I really do understand the complicated religious questions that same-sex marriage brings up, but make no mistake: A vote for so-called “traditional marriage” is a vote against the dignity of gay and lesbian people. It is deeply hurtful and deeply unfair. And unfortunately, there’s just no getting around that.
As Michaelson points out, this “separate but equal” business was always been a stumbling block for me. As a gay man, as someone who was brought up in the Church, as a somewhat amateur Anglican theologian (back then; now lapsed), using the word marriage always tripped me up.
My modest proposal, back when this was gaining traction in the 90s, was a civil union for all. Reserve marriage for the Church, but make the state mandate a civil contract for all partnerships, gay or otherwise.
This never got any traction, but I think we could have moved forward faster — evolved faster, to use the President’s term — if we could have come to a consensus on civil unions for all 20 years ago. That way, no one could be denied the rights we are still fighting for — all 1,100 of them — and no member of the clergy could stand in for the government.
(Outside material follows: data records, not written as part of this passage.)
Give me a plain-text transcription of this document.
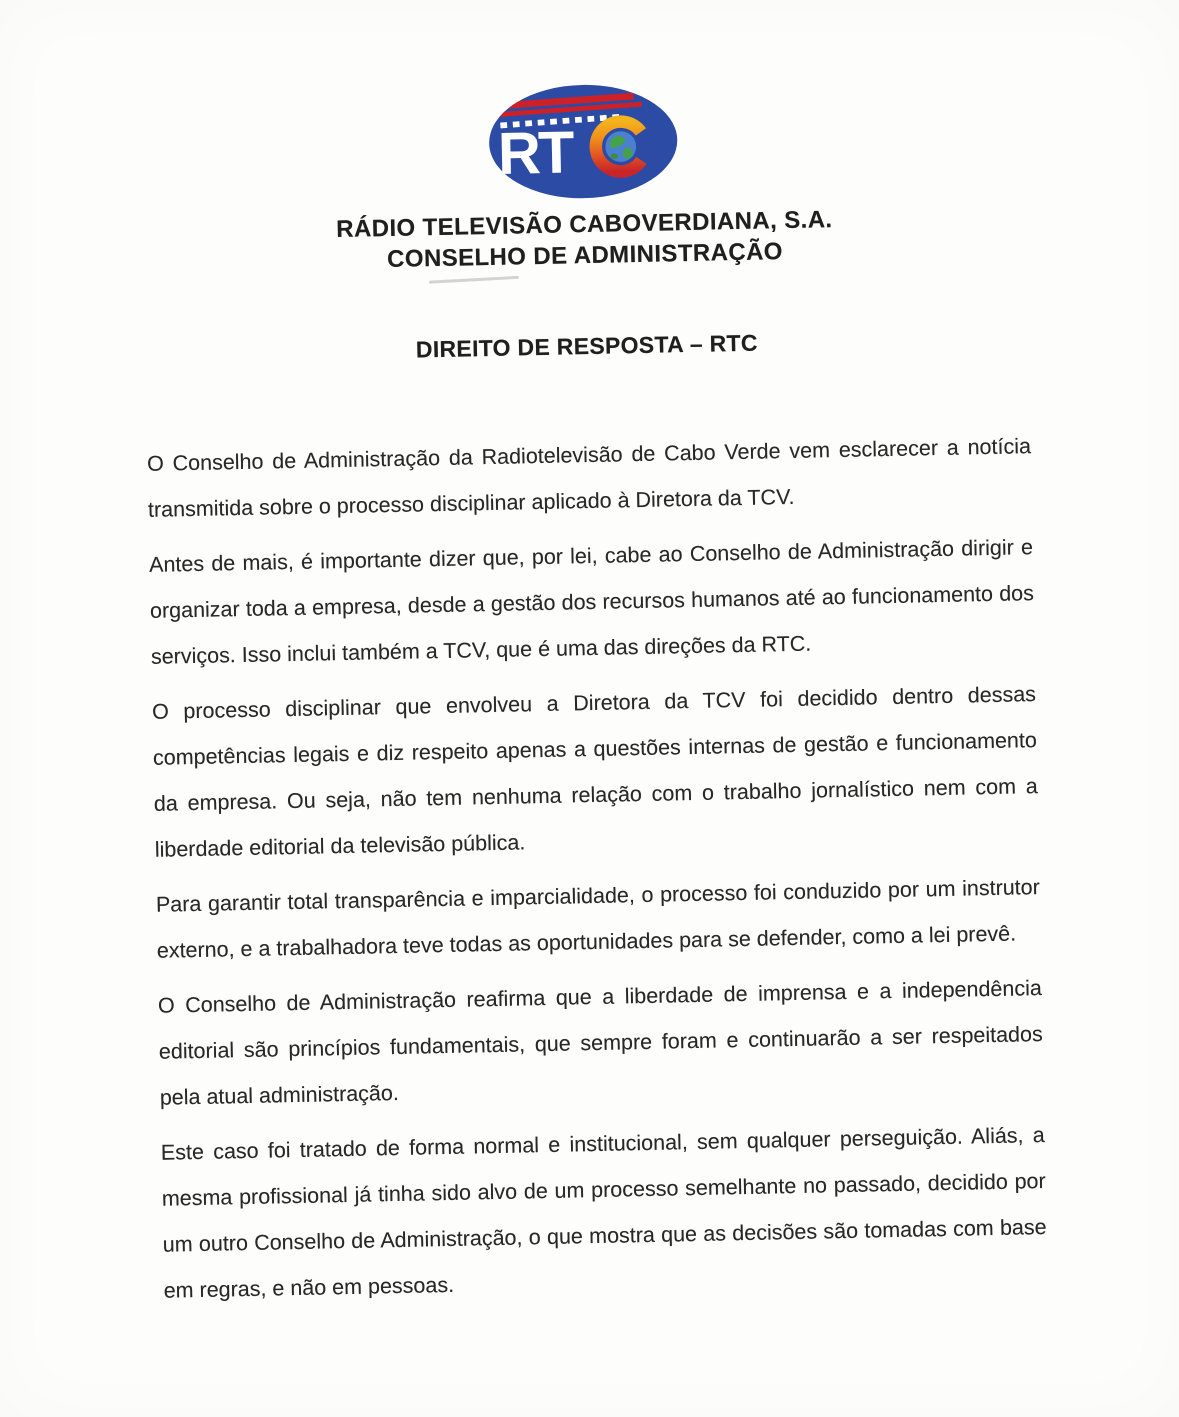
RT
RÁDIO TELEVISÃO CABOVERDIANA, S.A.
CONSELHO DE ADMINISTRAÇÃO
DIREITO DE RESPOSTA – RTC

O Conselho de Administração da Radiotelevisão de Cabo Verde vem esclarecer a notícia transmitida sobre o processo disciplinar aplicado à Diretora da TCV.

Antes de mais, é importante dizer que, por lei, cabe ao Conselho de Administração dirigir e organizar toda a empresa, desde a gestão dos recursos humanos até ao funcionamento dos serviços. Isso inclui também a TCV, que é uma das direções da RTC.

O processo disciplinar que envolveu a Diretora da TCV foi decidido dentro dessas competências legais e diz respeito apenas a questões internas de gestão e funcionamento da empresa. Ou seja, não tem nenhuma relação com o trabalho jornalístico nem com a liberdade editorial da televisão pública.

Para garantir total transparência e imparcialidade, o processo foi conduzido por um instrutor externo, e a trabalhadora teve todas as oportunidades para se defender, como a lei prevê.

O Conselho de Administração reafirma que a liberdade de imprensa e a independência editorial são princípios fundamentais, que sempre foram e continuarão a ser respeitados pela atual administração.

Este caso foi tratado de forma normal e institucional, sem qualquer perseguição. Aliás, a mesma profissional já tinha sido alvo de um processo semelhante no passado, decidido por um outro Conselho de Administração, o que mostra que as decisões são tomadas com base em regras, e não em pessoas.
You could get married, if you chose to do so, in the church or synagogue or temple or mud hut or funeral parlor of your choice.
You could swing incense and have communion; you could handle snakes or jump a broom, but legally it would mean bupkiss. In order for your partnership to be legal — in order for you to check that box on the 1040 short form beside “Married Filing Jointly,” you would have to be civilly united at a courthouse or justice of the peace’s office or by some other registered civil servant of your municipality. Every single man, woman, sheepdog and houseplant.
And if the Lutheran Church, the Episcopal Church, the Catholic Church, the Church of Jesus Christ of Latter Day Saints, or the Church of the Poisoned Mind refused to “marry” two women, well, who the hell cares. You could still get hitched by Andy Taylor down on Main Street in Mayberry, U.S.A. Fill out the form in triplicate and pay your $25.
Think about this: today, you can be married in a church, by a member of the clergy, but no one is talking about preserving the sanctity of traditional, religious divorce. Why? Because the dissolution of a marriage is a civil act.
Today, I’m old enough and cranky enough to say that I want to get married and that I WILL marry my partner someday, if for no other reason that it will allow me to thumb my nose at the knuckle-dragging, gammy-handed, drooling troglodytes.
Someone should elect me to office. I’ll fix ’em!